La década de los años sesenta vio la intensa difusión de una nueva manera de presentar el flamenco. El formato ahora tan criticado por algunos, de los festivales al aire libre que duraban 6, 7 o más horas, con diez o más artistas principales llegó a ser la orden del día. Fosforito y el Lebrijano parecían estar en todos los sitios, igual que los bailaores Matilde Coral y Rafael el Negro, Trini España entre muchos otros, y maestros de la guitarra como Juan y Manuel Morao, Melchor de Marchena, Parrilla, Juan Habichuela…una ristra interminable de figuras cuyos nombres evocan flamenco en la mente de la mayoría de los aficionados de cierta edad.
Alfonso Eduardo Pérez Orozco, periodista y locutor de radio, íntimo amigo en su día del maestro Antonio Mairena, y colaborador en algunos de los primeros festivales junto a éste, explica que la idea del formato que llegaría a ser la norma en estos festivales, se inspiró en el Festival de Jazz de Newport que celebró su primera edición en 1954.
La movida de los festivales estaba en su auge a comienzos de los años setenta cuando pasaba los veranos siguiendo los más grandes con los artistas más relevantes, organizando mi calendario para no perder nada importante. Las entradas a los grandes festivales costaban el desorbitado precio (para la época) de 400 o 500 pesetas, unos tres euros al cambio actual: más de lo que cobraba por una noche de trabajo en cualquiera de los tablaos madrileños de entonces, cuando un litro de leche en la Calle Amor de Dios costaba 9 pesetas con 70 céntimos.

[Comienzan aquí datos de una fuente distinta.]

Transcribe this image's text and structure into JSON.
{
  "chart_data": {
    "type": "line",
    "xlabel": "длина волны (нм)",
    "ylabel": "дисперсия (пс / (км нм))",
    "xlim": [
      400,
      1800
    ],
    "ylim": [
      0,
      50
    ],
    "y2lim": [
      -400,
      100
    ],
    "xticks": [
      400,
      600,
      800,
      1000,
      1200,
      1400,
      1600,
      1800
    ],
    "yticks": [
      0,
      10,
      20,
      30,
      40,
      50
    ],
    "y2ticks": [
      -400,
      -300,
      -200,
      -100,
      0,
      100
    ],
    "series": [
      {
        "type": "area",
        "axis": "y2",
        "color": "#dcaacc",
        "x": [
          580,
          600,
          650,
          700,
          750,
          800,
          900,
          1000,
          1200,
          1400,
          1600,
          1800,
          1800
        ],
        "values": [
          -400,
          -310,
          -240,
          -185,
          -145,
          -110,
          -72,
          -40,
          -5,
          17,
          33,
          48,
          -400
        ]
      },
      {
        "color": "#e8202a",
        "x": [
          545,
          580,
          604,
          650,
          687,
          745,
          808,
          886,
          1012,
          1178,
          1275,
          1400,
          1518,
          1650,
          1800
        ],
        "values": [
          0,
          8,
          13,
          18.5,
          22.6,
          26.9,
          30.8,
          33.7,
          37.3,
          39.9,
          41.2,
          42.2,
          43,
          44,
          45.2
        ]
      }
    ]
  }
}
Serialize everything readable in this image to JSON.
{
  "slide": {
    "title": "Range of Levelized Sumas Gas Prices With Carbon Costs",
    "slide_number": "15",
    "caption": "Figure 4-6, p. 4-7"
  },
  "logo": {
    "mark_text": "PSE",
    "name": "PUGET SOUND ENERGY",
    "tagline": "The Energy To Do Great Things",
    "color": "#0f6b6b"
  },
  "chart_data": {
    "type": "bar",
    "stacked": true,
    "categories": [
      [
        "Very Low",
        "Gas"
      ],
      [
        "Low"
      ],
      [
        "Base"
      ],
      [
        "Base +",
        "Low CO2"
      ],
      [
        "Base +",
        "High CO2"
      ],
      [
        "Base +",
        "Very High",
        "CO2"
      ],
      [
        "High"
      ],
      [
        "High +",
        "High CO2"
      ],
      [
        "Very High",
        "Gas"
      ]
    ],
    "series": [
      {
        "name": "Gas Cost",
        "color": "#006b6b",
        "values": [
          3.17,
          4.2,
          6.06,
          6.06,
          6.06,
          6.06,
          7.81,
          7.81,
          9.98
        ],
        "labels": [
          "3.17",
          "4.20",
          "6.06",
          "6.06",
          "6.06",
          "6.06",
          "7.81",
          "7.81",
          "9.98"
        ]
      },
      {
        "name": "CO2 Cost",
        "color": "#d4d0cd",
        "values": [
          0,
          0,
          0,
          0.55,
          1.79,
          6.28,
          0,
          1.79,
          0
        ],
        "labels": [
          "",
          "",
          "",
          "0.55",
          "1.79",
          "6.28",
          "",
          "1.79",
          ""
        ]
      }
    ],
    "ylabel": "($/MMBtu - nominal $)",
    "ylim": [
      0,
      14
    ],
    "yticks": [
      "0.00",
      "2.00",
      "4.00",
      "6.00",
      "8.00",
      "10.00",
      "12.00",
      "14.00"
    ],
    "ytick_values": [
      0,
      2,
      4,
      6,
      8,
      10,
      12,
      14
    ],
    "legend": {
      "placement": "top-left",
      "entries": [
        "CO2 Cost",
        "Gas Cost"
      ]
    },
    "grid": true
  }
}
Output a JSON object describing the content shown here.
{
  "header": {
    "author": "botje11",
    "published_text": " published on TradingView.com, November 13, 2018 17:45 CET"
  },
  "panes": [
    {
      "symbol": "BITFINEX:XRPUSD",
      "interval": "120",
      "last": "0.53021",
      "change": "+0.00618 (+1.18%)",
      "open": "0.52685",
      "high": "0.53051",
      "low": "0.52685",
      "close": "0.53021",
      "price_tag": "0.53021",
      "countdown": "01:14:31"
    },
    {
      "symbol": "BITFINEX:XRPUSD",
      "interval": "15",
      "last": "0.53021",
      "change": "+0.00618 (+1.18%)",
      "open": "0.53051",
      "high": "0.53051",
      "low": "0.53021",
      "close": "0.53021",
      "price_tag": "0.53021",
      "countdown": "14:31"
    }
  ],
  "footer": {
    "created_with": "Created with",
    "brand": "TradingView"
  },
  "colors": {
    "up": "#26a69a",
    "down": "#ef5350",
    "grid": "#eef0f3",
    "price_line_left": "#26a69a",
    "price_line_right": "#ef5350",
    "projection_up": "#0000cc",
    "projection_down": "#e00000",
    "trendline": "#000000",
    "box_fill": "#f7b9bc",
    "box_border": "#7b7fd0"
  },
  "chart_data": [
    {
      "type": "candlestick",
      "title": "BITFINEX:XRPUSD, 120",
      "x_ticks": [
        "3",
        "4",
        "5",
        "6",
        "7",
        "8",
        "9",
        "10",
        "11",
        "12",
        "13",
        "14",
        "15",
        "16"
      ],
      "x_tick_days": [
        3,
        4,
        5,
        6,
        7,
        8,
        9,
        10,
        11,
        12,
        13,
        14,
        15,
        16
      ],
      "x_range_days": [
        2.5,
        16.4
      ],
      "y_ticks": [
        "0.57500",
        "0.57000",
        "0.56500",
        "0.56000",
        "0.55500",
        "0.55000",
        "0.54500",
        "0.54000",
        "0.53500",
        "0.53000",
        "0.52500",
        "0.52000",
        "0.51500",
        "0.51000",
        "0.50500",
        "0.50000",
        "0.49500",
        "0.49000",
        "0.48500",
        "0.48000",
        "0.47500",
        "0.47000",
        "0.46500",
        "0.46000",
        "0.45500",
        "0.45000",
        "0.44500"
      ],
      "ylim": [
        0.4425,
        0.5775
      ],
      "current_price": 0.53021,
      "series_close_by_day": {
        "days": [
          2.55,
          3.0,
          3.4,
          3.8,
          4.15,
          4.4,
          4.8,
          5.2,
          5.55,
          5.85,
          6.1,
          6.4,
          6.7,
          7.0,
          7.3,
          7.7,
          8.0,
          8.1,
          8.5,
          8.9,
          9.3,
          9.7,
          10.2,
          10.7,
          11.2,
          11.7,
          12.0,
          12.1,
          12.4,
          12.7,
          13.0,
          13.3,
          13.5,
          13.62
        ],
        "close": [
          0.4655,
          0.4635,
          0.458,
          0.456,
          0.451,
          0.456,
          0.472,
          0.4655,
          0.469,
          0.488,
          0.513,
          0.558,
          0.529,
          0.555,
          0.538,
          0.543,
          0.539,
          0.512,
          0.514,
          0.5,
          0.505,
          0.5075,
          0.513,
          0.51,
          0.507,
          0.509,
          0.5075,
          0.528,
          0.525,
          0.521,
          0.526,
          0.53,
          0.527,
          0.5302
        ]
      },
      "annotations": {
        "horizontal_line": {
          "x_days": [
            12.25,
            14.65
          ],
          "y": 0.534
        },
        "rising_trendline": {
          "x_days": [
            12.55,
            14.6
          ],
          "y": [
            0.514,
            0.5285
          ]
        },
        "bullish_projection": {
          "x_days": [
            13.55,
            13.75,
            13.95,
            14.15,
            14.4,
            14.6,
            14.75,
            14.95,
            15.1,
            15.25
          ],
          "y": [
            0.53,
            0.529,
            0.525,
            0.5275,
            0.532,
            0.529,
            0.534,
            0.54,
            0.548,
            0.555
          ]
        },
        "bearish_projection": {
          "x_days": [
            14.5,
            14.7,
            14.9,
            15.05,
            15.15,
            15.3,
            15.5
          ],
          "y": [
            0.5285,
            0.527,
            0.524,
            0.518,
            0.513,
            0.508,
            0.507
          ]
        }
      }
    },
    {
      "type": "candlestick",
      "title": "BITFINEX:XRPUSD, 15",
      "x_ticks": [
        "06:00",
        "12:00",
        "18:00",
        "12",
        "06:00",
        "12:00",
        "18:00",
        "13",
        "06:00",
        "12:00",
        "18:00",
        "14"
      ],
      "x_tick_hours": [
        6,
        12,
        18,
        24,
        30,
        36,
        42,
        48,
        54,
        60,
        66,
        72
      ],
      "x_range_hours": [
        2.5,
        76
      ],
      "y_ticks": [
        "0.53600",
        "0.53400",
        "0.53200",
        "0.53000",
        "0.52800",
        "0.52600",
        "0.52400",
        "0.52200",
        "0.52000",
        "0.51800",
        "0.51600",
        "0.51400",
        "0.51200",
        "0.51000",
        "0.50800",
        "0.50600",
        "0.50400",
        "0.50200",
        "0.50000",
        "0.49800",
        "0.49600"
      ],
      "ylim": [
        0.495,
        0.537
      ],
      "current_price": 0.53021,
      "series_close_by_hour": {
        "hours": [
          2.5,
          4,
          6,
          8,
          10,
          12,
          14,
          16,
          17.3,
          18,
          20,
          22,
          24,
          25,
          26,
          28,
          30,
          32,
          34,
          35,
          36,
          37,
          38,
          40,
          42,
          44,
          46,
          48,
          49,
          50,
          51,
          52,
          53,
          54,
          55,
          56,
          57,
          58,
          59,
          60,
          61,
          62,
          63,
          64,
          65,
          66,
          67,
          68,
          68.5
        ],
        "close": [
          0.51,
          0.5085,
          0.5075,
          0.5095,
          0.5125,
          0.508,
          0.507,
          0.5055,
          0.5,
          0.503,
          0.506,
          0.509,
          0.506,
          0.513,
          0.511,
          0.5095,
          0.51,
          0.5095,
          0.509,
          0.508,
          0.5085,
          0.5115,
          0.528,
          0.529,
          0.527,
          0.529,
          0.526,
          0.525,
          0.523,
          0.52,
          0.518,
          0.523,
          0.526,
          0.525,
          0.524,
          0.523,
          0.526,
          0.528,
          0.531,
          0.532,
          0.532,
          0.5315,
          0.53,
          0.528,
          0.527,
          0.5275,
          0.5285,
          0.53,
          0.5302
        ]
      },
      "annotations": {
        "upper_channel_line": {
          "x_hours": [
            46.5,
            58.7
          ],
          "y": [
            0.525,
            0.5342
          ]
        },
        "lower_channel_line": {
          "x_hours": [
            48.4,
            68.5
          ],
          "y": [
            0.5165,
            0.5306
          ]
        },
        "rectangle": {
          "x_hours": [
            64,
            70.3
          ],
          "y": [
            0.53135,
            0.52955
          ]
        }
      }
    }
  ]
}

Estos festivales de “primera generación” no tenían actividades paralelas como conferencias, exhibiciones o charlas en mesa redonda, ni fueron presentados. Todo tenía lugar en una sola noche maratoniana de tanta extensión, que muchos saltaban las primeras horas para estar frescos del todo para los artistas principales que salían los últimos. Había protestas de los intérpretes en ocasiones. Recuerdo un año, no me acuerdo en qué evento, cuando la Susi se rebeló al tener que actuar a las 6 de la mañana después de haberse presentado, como le fue indicado, a las 10 de la noche anterior…¡no es para menos! Y el sonido, siempre nefasto. Pero te acostumbrabas…de alguna manera todo formaba parte del ambiente vivalavirgen en el que los tocaores de cada cantaor se solían decidir en el acto.
En aquellos años, el fin de fiesta, muy lejos del típico momento de “coge el dinero y corre” que hoy en día es la norma, duraba una eternidad. En particular, recuerdo a Antonio Mairena o el Lebrijano, cantando y bailando largo rato y a gustísimo por bulería. No es una exageración romántica: todavía conservo una grabación casera del Lebrijano, 28 minutos de bulería, solito. Es otro tema, ¡los palmeros! Llegado el momento de las bulerías, los cantaores solían pedir “una ayudita”…nunca había escasez de palmeros voluntarios ni de compás de primera.
Muchos festivales han celebrado sus quincuagésimas ediciones en años recientes, o están a punto de hacerlo. El más antiguo, el pionero, es el Potaje Gitano de Utrera, fundado sin intenciones grandiosas en 1957. Otros del “club de los festivales de las bodas de oro” son el Festival de Cante Jondo “Antonio Mairena” (1962), el Gazpacho Andaluz de Morón de la Frontera (1963), el Festival de Cante Grande “Fosforito” de Puente Genil (1966), la Caracolá de Lebrija (1966), la Reunión de Cante Jondo de La Puebla de Cazalla (1967), la Fiesta de la Bulería de Jerez de la Frontera (1967), el Festival de Cante Grande de Ronda (1968) y el Festival de Cante Grande de Casabermeja (1969) entre otros.
Numerosos festivales de menor envergadura han caído, incapaces de financiar o siquiera justificar este tipo de evento aparatoso. Otros se mantienen fieles a las costumbres, y los queremos por eso, más notablemente los de La Puebla de Cazalla y Casabermeja. Muchos de los que quedan ahora tienen una atmósfera moderna, casi fría, con chequeo y cacheo en la entrada, duración corta, cojines en los asientos… Todo muy civilizado, y los dos o tres artistas principales normalmente se esfuman después de actuar, evitando las reuniones informales que antes sucedían después de un festival y que terminaban con churros y chocolate.